Son dönemde “hırsız, diktatör, katil” sıfatlarının sık kullanılmaya başlamasına, akıl hastalıklarının kötülüğü temsil eden birisiyle özdeşleştirilerek alay konusu olmasının önüne geçtiği için sevinmiştim ki Halkın Doktorları’nın facebook sayfasında Türk Tabipleri Birliği’nin Erdoğan’ın duygudurum bozukluğuna değindiğinden söz eden bir yorum okudum. Bu kez hekimlerin de dahil olmasıyla, Erdoğan analizlerinde şizofreniden duygudurum bozukluklarına geçtiğimizi sandım. TTB’nin açıklaması “bozukluk” kelimesine yer vermese de, Erdoğan’ın normal olmadığına dair vurgusuyla bir tür delilik tespiti olarak algılanmışa benziyor.

Açıklamada Erdoğan’ın özellikle Berkin’in ölümü sonrasındaki davranışları normal olmayan bir duruma işaret olarak gösterilmiş. Ne kadar tüyler ürpertici de olsa bu sözlere, davranışlara çok şaşırmak olası mı? Söz konusu kişi başından beri insana değer vermeyen, kibirli biri değil miydi? Her yerde kendisi hakkında yazılara, çizimlere rastlayan, kimbilir arkasındaki güçler tarafından da ne denli çekiştirilen bir insanın daha da saldırganlaşması çok şaşılacak bir şey olmasa gerek.

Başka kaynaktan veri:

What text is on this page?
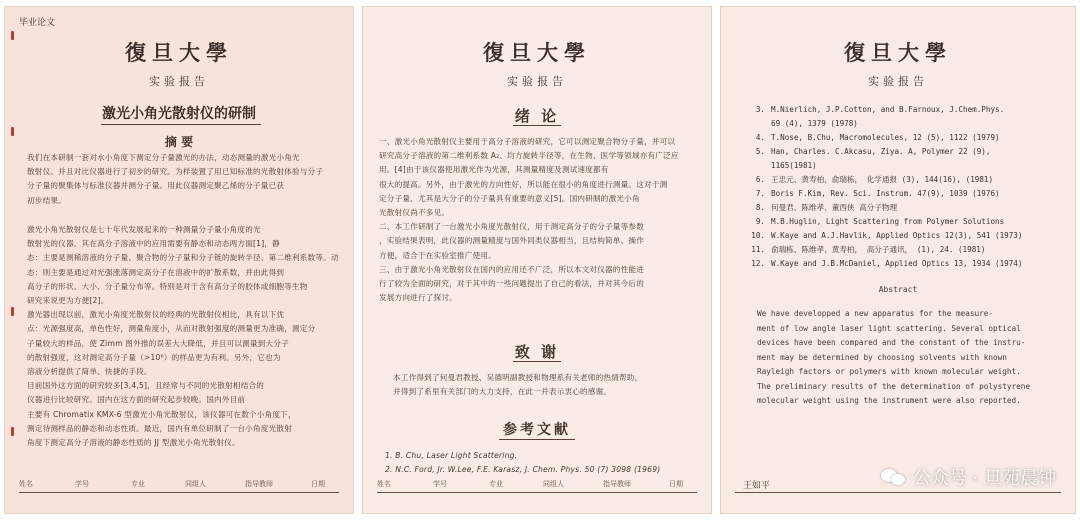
毕业论文
復旦大學
实验报告
激光小角光散射仪的研制
摘 要

我们在本研制一套对水小角度下测定分子量激光的办法，动态测量的激光小角光

散射仪。并且对比仪器进行了初步的研究。为样装置了用已知标准的光散射体验与分子

分子量的聚集体与标准仪器并测分子量。用此仪器测定聚乙烯的分子量已获

初步结果。

激光小角光散射仪是七十年代发展起来的一种测量分子量小角度的光

散射光的仪器。其在高分子溶液中的应用需要有静态和动态两方面[1]，静

态：主要是测稀溶液的分子量、聚合物的分子量和分子链的旋转半径、第二维利系数等。动

态：则主要是通过对光强涨落测定高分子在溶液中的扩散系数，并由此得到

高分子的形状、大小、分子量分布等。特别是对于含有高分子的胶体或细胞等生物

研究来说更为方便[2]。

激光器出现以前，激光小角度光散射仪的经典的光散射仪相比，具有以下优

点：光源强度高，单色性好，测量角度小，从而对散射强度的测量更为准确，测定分

子量较大的样品，使 Zimm 图外推的误差大大降低，并且可以测量到大分子

的散射强度，这对测定高分子量（>10⁶）的样品更为有利。另外，它也为

溶液分析提供了简单、快捷的手段。

目前国外这方面的研究较多[3,4,5]，且经常与不同的光散射相结合的

仪器进行比较研究。国内在这方面的研究起步较晚。国内外目前

主要有 Chromatix KMX-6 型激光小角光散射仪，该仪器可在数个小角度下，

测定待测样品的静态和动态性质。最近，国内有单位研制了一台小角度光散射

角度下测定高分子溶液的静态性质的 JJ 型激光小角光散射仪。

姓名	学号	专业	同组人	指导教师	日期
復旦大學
实验报告
绪 论

一、激光小角光散射仪主要用于高分子溶液的研究，它可以测定聚合物分子量，并可以

研究高分子溶液的第二维利系数 A₂、均方旋转半径等，在生物、医学等领域亦有广泛应

用。[4]由于该仪器使用激光作为光源，其测量精度及测试速度都有

很大的提高。另外，由于激光的方向性好，所以能在很小的角度进行测量。这对于测

定分子量、尤其是大分子的分子量具有重要的意义[5]。国内研制的激光小角

光散射仪尚不多见。

二、本工作研制了一台激光小角度光散射仪，用于测定高分子的分子量等参数

，实验结果表明，此仪器的测量精度与国外同类仪器相当，且结构简单、操作

方便，适合于在实验室推广使用。

三、由于激光小角光散射仪在国内的应用还不广泛，所以本文对仪器的性能进

行了较为全面的研究，对于其中的一些问题提出了自己的看法，并对其今后的

发展方向进行了探讨。

致 谢

本工作得到了何曼君教授、吴德明副教授和物理系有关老师的热情帮助，

并得到了系里有关部门的大力支持，在此一并表示衷心的感谢。

参考文献

1. B. Chu, Laser Light Scattering.

2. N.C. Ford, Jr. W.Lee, F.E. Karasz, J. Chem. Phys. 50 (7) 3098 (1969)

姓名	学号	专业	同组人	指导教师	日期
復旦大學
实验报告
3. M.Nierlich, J.P.Cotton, and B.Farnoux, J.Chem.Phys.
69 (4), 1379 (1978)
4. T.Nose, B.Chu, Macromolecules, 12 (5), 1122 (1979)
5. Han, Charles. C.Akcasu, Ziya. A, Polymer 22 (9),
1165(1981)
6. 王忠元、黄寿柏、俞瑞栋， 化学通报 (3), 144(16), (1981)
7. Boris F.Kim, Rev. Sci. Instrum. 47(9), 1039 (1976)
8. 何曼君、陈维孝、董西侠 高分子物理
9. M.B.Huglin, Light Scattering from Polymer Solutions
10. W.Kaye and A.J.Havlik, Applied Optics 12(3), 541 (1973)
11. 俞瑞栋、陈维孝、黄寿柏， 高分子通讯， (1), 24. (1981)
12. W.Kaye and J.B.McDaniel, Applied Optics 13, 1934 (1974)
Abstract
We have developped a new apparatus for the measure-
ment of low angle laser light scattering. Several optical
devices have been compared and the constant of the instru-
ment may be determined by choosing solvents with known
Rayleigh factors or polymers with known molecular weight.
The preliminary results of the determination of polystyrene
molecular weight using the instrument were also reported.
王如平	公众号 · 旦苑晨钟
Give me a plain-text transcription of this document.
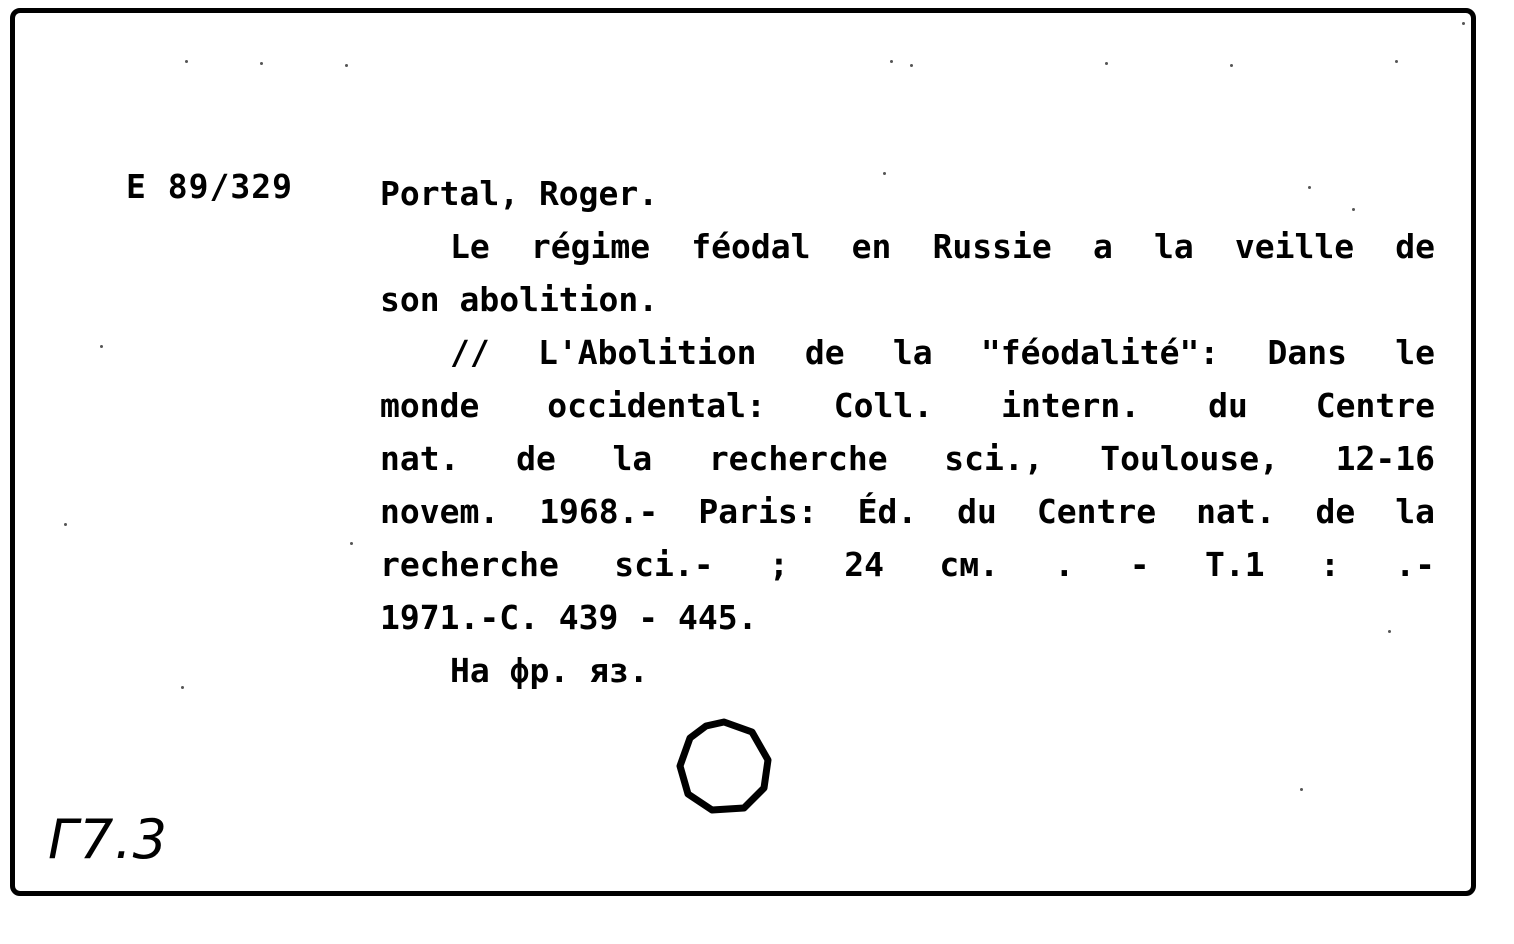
E 89/329	Portal, Roger.
Le régime féodal en Russie a la veille de
son abolition.
// L'Abolition de la "féodalité": Dans le
monde occidental: Coll. intern. du Centre
nat. de la recherche sci., Toulouse, 12-16
novem. 1968.- Paris: Éd. du Centre nat. de la
recherche sci.- ; 24 см. . - Т.1 : .-
1971.-С. 439 - 445.
На фр. яз.
Г7.3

Kötüler delilerin arasından da çıkar elbet, delilerin de yüz karası vardır. Ancak delilikle kötülük arasında böyle sürekli bağ kurmak, türlü baskılar altında yaşam savaşı veren, kimseye zarar vermemek bir yana, güzel günler için herkes gibi çabalayan akıl hastalarına saygısızlık değil mi?

Üstelik kötülük her ne kadar normal dışı gelse de insan doğasına aykırı değil. İnsana, hayvana işkence eden, hastaneleri bombalayan, baklava çalan çocukları hapse atan, daha sayısız akıl almaz vahşetin altında imzası olanların hepsi akıl hastası değil ama hepsi kötü.

Kanıt olmaksızın Erdoğan’ın akıl hastası olarak algılanmasına yol açan yorumlar kadar, ciddi bir şüpheye rağmen duruma müdahele edilemiyor olması olasılığı da kaygı verici. TTB’nin seçim arifesinde kaygısını kamuoyuyla paylaşması bu açıdan huzursuz edici. Hekimleri bu denli kaygılandıran bir durum var ise bir şey yapılmayacak mı?